PACE primary care clinician training

Overview of PACE study


PACE is a randomised controlled trial that aims to evaluate whether using a CRP point of care test (POCT) results in better targeting of antibiotic treatment than usual care informed by NICE (1) and GOLD guidelines (2). The primary outcomes are the overall consumption of antibiotics for COPD and patient-rated clinical recovery from their AECOPD, with the aim being to reduce overall antibiotic use without compromising patient recovery.


The most recent Cochrane review on the use of antibiotics for AECOPD found weak evidence that antibiotic treatment results in benefits for outpatients with AECOPD (3).

Using data from 7 trials and 931 participants, the authors found evidence of a small benefit in terms of reducing treatment failure within 4 weeks (RR 0.75, 95% CI: 0.60, 0.94), but this was not significant reduction when the analysis was restricted to only studies of currently available drugs (RR 0.80, 95% CI: 0.63, 1.01). While it is clear that some patients will benefit from antibiotics, what this review highlights is that many will not.  This makes sense when we think about the aetiology of acute exacerbations - nearly a third are triggered by environmental factors and the majority of infective exacerbations are viral in origin (4, 5).

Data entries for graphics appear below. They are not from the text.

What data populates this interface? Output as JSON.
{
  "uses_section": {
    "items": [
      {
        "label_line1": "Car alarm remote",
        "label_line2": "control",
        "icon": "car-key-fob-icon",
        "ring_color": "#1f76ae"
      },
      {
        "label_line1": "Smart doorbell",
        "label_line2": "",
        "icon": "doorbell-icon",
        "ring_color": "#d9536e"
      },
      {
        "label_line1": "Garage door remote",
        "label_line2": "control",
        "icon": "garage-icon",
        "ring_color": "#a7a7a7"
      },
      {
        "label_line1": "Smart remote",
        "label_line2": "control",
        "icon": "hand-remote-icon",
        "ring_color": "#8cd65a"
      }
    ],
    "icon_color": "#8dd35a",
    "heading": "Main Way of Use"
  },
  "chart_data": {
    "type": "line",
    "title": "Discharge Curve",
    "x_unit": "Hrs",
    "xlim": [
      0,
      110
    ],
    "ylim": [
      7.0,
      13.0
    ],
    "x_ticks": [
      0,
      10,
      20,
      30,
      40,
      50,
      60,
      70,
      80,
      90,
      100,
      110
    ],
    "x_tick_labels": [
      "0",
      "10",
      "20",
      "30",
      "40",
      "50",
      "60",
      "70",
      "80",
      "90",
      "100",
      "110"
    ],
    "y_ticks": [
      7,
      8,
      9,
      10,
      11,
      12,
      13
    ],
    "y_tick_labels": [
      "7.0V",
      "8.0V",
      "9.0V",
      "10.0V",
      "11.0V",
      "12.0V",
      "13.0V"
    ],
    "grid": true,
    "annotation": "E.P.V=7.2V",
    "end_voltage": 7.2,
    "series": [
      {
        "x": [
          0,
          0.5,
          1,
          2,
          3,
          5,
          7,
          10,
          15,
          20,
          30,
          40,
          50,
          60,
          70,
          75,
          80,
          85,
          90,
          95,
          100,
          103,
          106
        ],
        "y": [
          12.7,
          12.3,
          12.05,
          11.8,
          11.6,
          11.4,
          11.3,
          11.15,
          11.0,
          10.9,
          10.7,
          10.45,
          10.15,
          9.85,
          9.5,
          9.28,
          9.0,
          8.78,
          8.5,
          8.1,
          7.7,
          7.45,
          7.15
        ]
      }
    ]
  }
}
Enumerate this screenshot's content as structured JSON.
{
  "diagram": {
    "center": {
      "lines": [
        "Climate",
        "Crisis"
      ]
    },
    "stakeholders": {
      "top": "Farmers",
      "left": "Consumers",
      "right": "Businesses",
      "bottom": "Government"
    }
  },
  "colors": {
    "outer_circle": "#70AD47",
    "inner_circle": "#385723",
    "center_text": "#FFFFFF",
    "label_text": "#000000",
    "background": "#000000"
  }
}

This is important because unnecessary use of antibiotics can be harmful for patients as well as leading to a general increase in antibiotic resistance, which is one of the most pressing threats that we face as a society (6).
There is growing interest in the potential for biomarkers such as C-Reactive Protein (CRP) to help predict benefit from antibiotic treatment for AECOPD (7-9).  High serum CRP is correlated with sputum purulence and increased serum leukocyte counts, and serum CRP is higher in the presence of bacterial infection (9).  A recent primary care trial of antibiotics versus placebo for patients with AECOPD found that antibiotics are only effective in patients who have a high CRP (>40 mg/L) level (10). Similar results were found in a recent trial in a hospital setting (11). However, CRP testing in conjunction with clinical examination for AECOPD in primary care has not yet been evaluated in primary care.

This trial is based on a comprehensive review of evidence including data from our recently published placebo controlled trial of antibiotics for patients with acute exacerbations of COPD (12).